Como se nota que me conoces mejor que el malaje ese.

¿Compartir yo cartel con una principianta?

-No han extraído la bala.

-Podrá vivir con ella, ya lo verá.

En las Colonias hubo muchos casos... -No.

No podrá.

Esa bala terminará con su vida, es cuestión de horas.

-Siento mucha tristeza y...

la compadezco de veras.

-No necesito ni su pena ni su compasión, necesito que se vaya.

-"¿De quién es este maletín?". -El de la pensión es usted.

-Por eso me extraña, es que nunca lo había visto.

Todos nuestros clientes son viajeros.

Y los viajantes tienen etiquetado el bagaje, y este no lo tiene.

Lo dejaré ahí por si acaso lo reclaman.

-Beba, Agustina, beba.

-¿De dónde habrá salido esa Genoveva?

¿De dónde la habrá sacado Samuel?

Todavía tendremos que dar gracias

de que solo ha caído él, que por el mismo precio, esos matones

son capaces de llevarse por delante a cualquier vecino.

Por algo les buscaban, por algo.

-No tiene usted razón.

-"Chúpese esta".

Dice que han encontrado unos maletines por la ciudad

con bombas dentro.

-Toma ya, noticias frescas. -¿Ya lo sabía?

-Esto es un procedimiento de los anarquistas,

poner bombas hasta en las pilas de agua bendita.

El doctor no ha dado muchas esperanzas.

Ninguna, para ser más preciso.

-Lo siento.

¿Y cómo está doña Genoveva?

-Descompuesta y dolida con todo el barrio.

Solamente me ha pedido que me marchara.

¿Te culpa a ti?

-No.

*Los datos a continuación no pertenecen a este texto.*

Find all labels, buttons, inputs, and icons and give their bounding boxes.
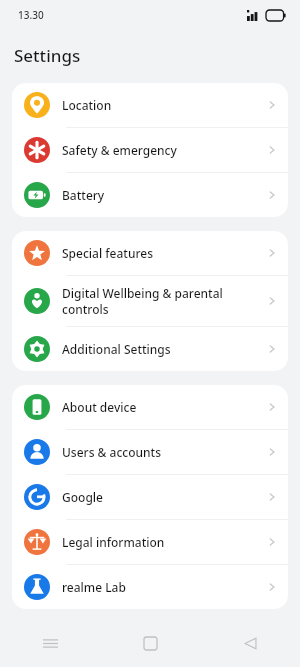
button[interactable]: Safety & emergency [12,128,288,172]
button[interactable]: Special features [12,231,288,275]
staticText: Digital Wellbeing & parental controls [62,285,258,317]
staticText: Safety & emergency [62,142,258,158]
button[interactable]: Additional Settings [12,327,288,371]
button[interactable]: Recents [0,619,100,667]
staticText: Battery [62,187,258,203]
staticText: Settings [14,44,81,67]
button[interactable]: Legal information [12,520,288,564]
staticText: Location [62,97,258,113]
button[interactable]: realme Lab [12,565,288,609]
button[interactable]: Google [12,475,288,519]
button[interactable]: Home [100,619,200,667]
button[interactable]: Digital Wellbeing & parental controls [12,276,288,326]
button[interactable]: Users & accounts [12,430,288,474]
button[interactable]: Location [12,83,288,127]
staticText: Users & accounts [62,444,258,460]
button[interactable]: About device [12,385,288,429]
staticText: Legal information [62,534,258,550]
staticText: realme Lab [62,579,258,595]
staticText: Special features [62,245,258,261]
staticText: Google [62,489,258,505]
button[interactable]: Back [200,619,300,667]
button[interactable]: Battery [12,173,288,217]
staticText: 13.30 [18,8,44,22]
staticText: About device [62,399,258,415]
staticText: Additional Settings [62,341,258,357]
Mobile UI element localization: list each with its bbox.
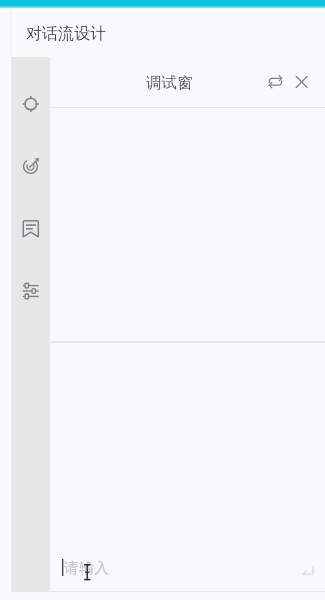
button[interactable]: Refresh: [264, 70, 288, 94]
button[interactable]: Settings: [19, 279, 43, 303]
button[interactable]: Close: [290, 70, 314, 94]
button[interactable]: Locate: [19, 92, 43, 116]
button[interactable]: Notes: [19, 217, 43, 241]
staticText: 请输入: [64, 559, 109, 578]
staticText: 调试窗: [146, 73, 193, 93]
staticText: 对话流设计: [26, 24, 106, 44]
button[interactable]: Target: [19, 155, 43, 179]
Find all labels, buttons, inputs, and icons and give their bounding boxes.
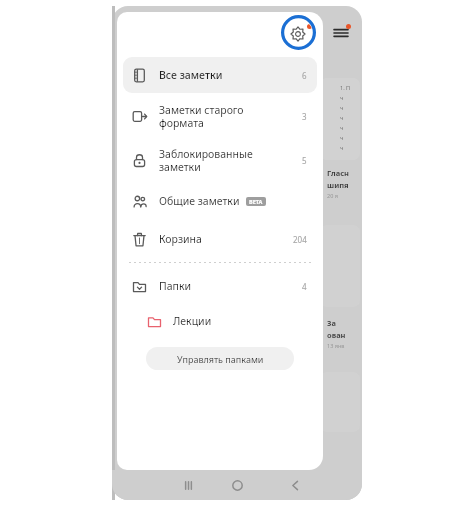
button[interactable]: Settings bbox=[283, 19, 313, 49]
staticText: 20 я bbox=[327, 192, 338, 199]
button[interactable]: Заметки старого формата bbox=[123, 95, 317, 137]
staticText: Общие заметки bbox=[159, 194, 240, 208]
staticText: Управлять папками bbox=[177, 353, 264, 365]
staticText: 5 bbox=[302, 155, 307, 166]
staticText: Лекции bbox=[173, 314, 212, 328]
button[interactable]: Управлять папками bbox=[146, 347, 294, 370]
staticText: Заметки старого формата bbox=[159, 103, 244, 130]
staticText: ч bbox=[340, 114, 344, 121]
staticText: 4 bbox=[302, 281, 307, 292]
staticText: Корзина bbox=[159, 232, 202, 246]
button[interactable]: Home bbox=[222, 470, 252, 500]
button[interactable]: Все заметки bbox=[123, 57, 317, 93]
button[interactable]: Папки bbox=[123, 268, 317, 304]
staticText: За bbox=[327, 318, 336, 328]
button[interactable]: Recents bbox=[170, 470, 206, 500]
staticText: ован bbox=[327, 330, 346, 340]
staticText: ч bbox=[340, 104, 344, 111]
staticText: Все заметки bbox=[159, 68, 223, 82]
staticText: ч bbox=[340, 144, 344, 151]
staticText: ч bbox=[340, 134, 344, 141]
staticText: ч bbox=[340, 124, 344, 131]
staticText: Гласн bbox=[327, 168, 349, 178]
staticText: BETA bbox=[249, 198, 263, 205]
button[interactable]: Корзина bbox=[123, 221, 317, 257]
button[interactable]: Back bbox=[280, 470, 310, 500]
button[interactable]: Заблокированные заметки bbox=[123, 139, 317, 181]
button[interactable]: Общие заметки bbox=[123, 183, 317, 219]
staticText: ч bbox=[340, 94, 344, 101]
staticText: шипя bbox=[327, 180, 349, 190]
staticText: 6 bbox=[302, 70, 307, 81]
staticText: 1. П bbox=[340, 84, 351, 91]
staticText: 3 bbox=[302, 111, 307, 122]
button[interactable]: Лекции bbox=[117, 305, 323, 337]
staticText: 13 янв bbox=[327, 342, 345, 349]
staticText: Заблокированные заметки bbox=[159, 147, 253, 174]
staticText: 204 bbox=[293, 234, 307, 245]
button[interactable]: Menu bbox=[330, 22, 352, 44]
staticText: Папки bbox=[159, 279, 191, 293]
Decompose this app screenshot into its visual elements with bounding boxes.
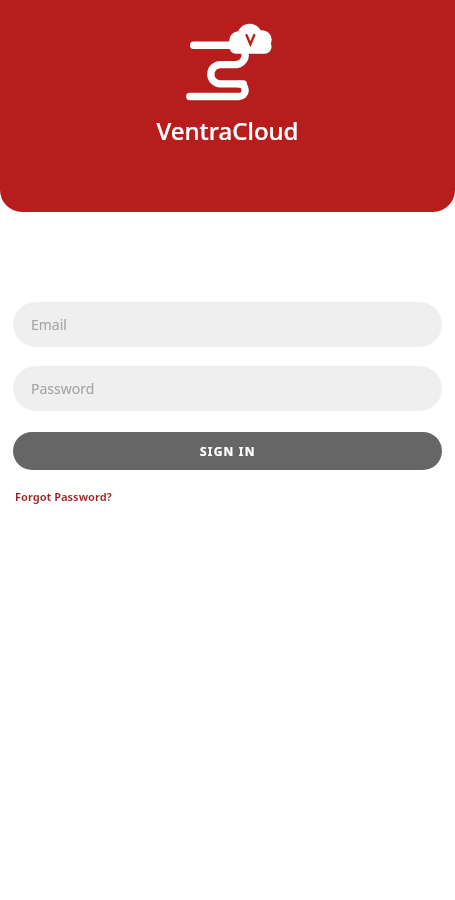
button[interactable]: SIGN IN <box>13 432 442 470</box>
staticText: Email <box>31 315 67 334</box>
button[interactable]: Password <box>13 366 442 411</box>
staticText: SIGN IN <box>200 443 256 459</box>
button[interactable]: Forgot Password? <box>13 486 114 507</box>
staticText: VentraCloud <box>156 114 299 147</box>
staticText: Password <box>31 379 95 398</box>
button[interactable]: Email <box>13 302 442 347</box>
other: VentraCloud logo <box>185 26 271 108</box>
staticText: Forgot Password? <box>15 489 112 504</box>
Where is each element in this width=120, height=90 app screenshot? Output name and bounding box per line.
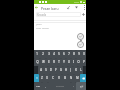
button[interactable]: 5: [56, 50, 61, 58]
button[interactable]: Y: [61, 58, 66, 66]
staticText: 4: [53, 52, 55, 56]
button[interactable]: 4: [51, 50, 56, 58]
button[interactable]: Add recipient: [81, 12, 86, 17]
button[interactable]: .: [71, 82, 76, 90]
staticText: U: [68, 60, 70, 64]
staticText: I: [73, 60, 74, 64]
button[interactable]: T: [56, 58, 61, 66]
button[interactable]: K: [73, 66, 78, 74]
staticText: Kepada: [37, 13, 47, 17]
button[interactable]: F: [53, 66, 58, 74]
staticText: 2: [42, 52, 44, 56]
button[interactable]: M: [74, 74, 80, 82]
button[interactable]: B: [62, 74, 68, 82]
button[interactable]: Z: [39, 74, 44, 82]
button[interactable]: P: [81, 58, 86, 66]
button[interactable]: Shift: [34, 74, 39, 82]
button[interactable]: I: [71, 58, 76, 66]
button[interactable]: Kepada: [36, 12, 81, 17]
staticText: Y: [63, 60, 65, 64]
button[interactable]: Space: [48, 82, 71, 90]
staticText: R: [53, 60, 55, 64]
button[interactable]: 8: [71, 50, 76, 58]
staticText: ,: [45, 85, 46, 88]
button[interactable]: 2: [40, 50, 46, 58]
button[interactable]: D: [48, 66, 53, 74]
staticText: 8: [73, 52, 75, 56]
button[interactable]: A: [38, 66, 43, 74]
staticText: E: [48, 60, 50, 64]
staticText: F: [55, 68, 57, 72]
button[interactable]: Enter: [76, 82, 86, 90]
button[interactable]: N: [68, 74, 74, 82]
staticText: Z: [41, 76, 43, 80]
button[interactable]: Send: [74, 4, 79, 11]
staticText: S: [45, 68, 47, 72]
staticText: 1: [36, 52, 38, 56]
staticText: L: [80, 68, 82, 72]
staticText: M: [76, 76, 79, 80]
button[interactable]: S: [43, 66, 48, 74]
staticText: H: [65, 68, 67, 72]
button[interactable]: 9: [76, 50, 81, 58]
button[interactable]: 1: [34, 50, 40, 58]
staticText: X: [46, 76, 48, 80]
button[interactable]: O: [76, 58, 81, 66]
staticText: Q: [36, 60, 39, 64]
button[interactable]: V: [56, 74, 62, 82]
button[interactable]: ?123: [34, 82, 42, 90]
button[interactable]: ,: [42, 82, 48, 90]
staticText: O: [77, 60, 80, 64]
staticText: C: [52, 76, 54, 80]
button[interactable]: 3: [46, 50, 51, 58]
button[interactable]: X: [44, 74, 50, 82]
button[interactable]: Backspace: [80, 74, 86, 82]
button[interactable]: Scroll down: [77, 41, 84, 48]
button[interactable]: G: [58, 66, 63, 74]
staticText: N: [70, 76, 72, 80]
staticText: .: [73, 85, 74, 88]
staticText: Judul: [36, 23, 42, 26]
button[interactable]: W: [40, 58, 46, 66]
staticText: ?123: [36, 85, 40, 87]
button[interactable]: 0: [81, 50, 86, 58]
button[interactable]: Scroll up: [77, 33, 84, 40]
staticText: 0: [83, 52, 85, 56]
button[interactable]: J: [68, 66, 73, 74]
staticText: T: [58, 60, 60, 64]
staticText: Tulis pesan: [36, 26, 50, 29]
staticText: 3: [48, 52, 50, 56]
staticText: Pesan baru: [41, 6, 59, 10]
staticText: V: [58, 76, 60, 80]
staticText: K: [75, 68, 77, 72]
staticText: A: [40, 68, 42, 72]
button[interactable]: Judul: [34, 23, 86, 29]
staticText: G: [60, 68, 62, 72]
button[interactable]: E: [46, 58, 51, 66]
button[interactable]: Back: [34, 4, 39, 11]
button[interactable]: R: [51, 58, 56, 66]
button[interactable]: L: [78, 66, 83, 74]
staticText: D: [50, 68, 52, 72]
staticText: 9: [78, 52, 80, 56]
staticText: B: [64, 76, 66, 80]
staticText: 6: [63, 52, 65, 56]
button[interactable]: Attach file: [66, 4, 71, 11]
staticText: W: [42, 60, 45, 64]
button[interactable]: C: [50, 74, 56, 82]
button[interactable]: H: [63, 66, 68, 74]
staticText: P: [83, 60, 85, 64]
button[interactable]: 6: [61, 50, 66, 58]
staticText: Indonesia: [56, 85, 64, 87]
button[interactable]: U: [66, 58, 71, 66]
staticText: 5: [58, 52, 60, 56]
button[interactable]: 7: [66, 50, 71, 58]
staticText: 7: [68, 52, 70, 56]
button[interactable]: More options: [82, 4, 86, 11]
button[interactable]: Q: [34, 58, 40, 66]
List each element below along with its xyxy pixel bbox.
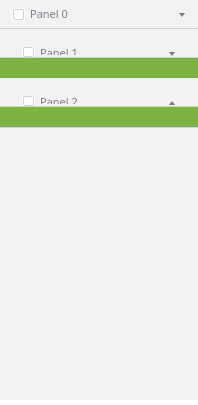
button[interactable]: Select Panel 1 [0,29,198,57]
button[interactable]: Select Panel 0 [12,8,25,21]
staticText: Panel 0 [30,6,68,21]
button[interactable]: Select Panel 0 [0,0,198,28]
button[interactable]: Expand Panel 0 [179,13,185,17]
button[interactable]: Select Panel 1 [22,47,35,57]
button[interactable]: Select Panel 2 [0,78,198,106]
button[interactable]: Select Panel 2 [22,96,35,106]
button[interactable]: Collapse Panel 2 [169,101,175,105]
staticText: Panel 1 [40,45,78,55]
staticText: Panel 2 [40,94,78,104]
button[interactable]: Expand Panel 1 [169,52,175,56]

Me culpo yo misma, que es peor.

No quiero actuar, no tengo cara.

-¿Cara?

-Dura, sí.

-Pero si usted es el mejor guitarrista que ha tenido mamá.

-Y el único.

No hacía mal papel, no.

Pero es lo que era, un papel.

Como un actor.

Nunca he sido un guitarrista de vocación,

lo mío era el jaleo y la juerga.

Felipe.

-¿Qué desea?

Como se entere, va a pegar unos gritos,

que va a temblar el misterio.

-Pues no diga nada y haga lo de siempre.

-Ojalá pudiera, ojalá, pero me entra el miedo,

canelita, el canguelo, el "suso".

Porque tú no sabes la cantidad de entendidos

que se juntan en el cafetín.

-Es la única testigo.

-No me fijé en nada. -Señora,

son muchos años en el oficio.

Estoy convencido de que usted conoce a los agresores.

-Se equivoca. -No lo creo.

Apostaría a que el intento de asesinato

tiene que ver con ese pasado que quiere esconder.

Por fin, doctor.

¿Cuándo veremos a Lucía?

Enseguida, pero quisiera hablar con ustedes sobre su diagnóstico.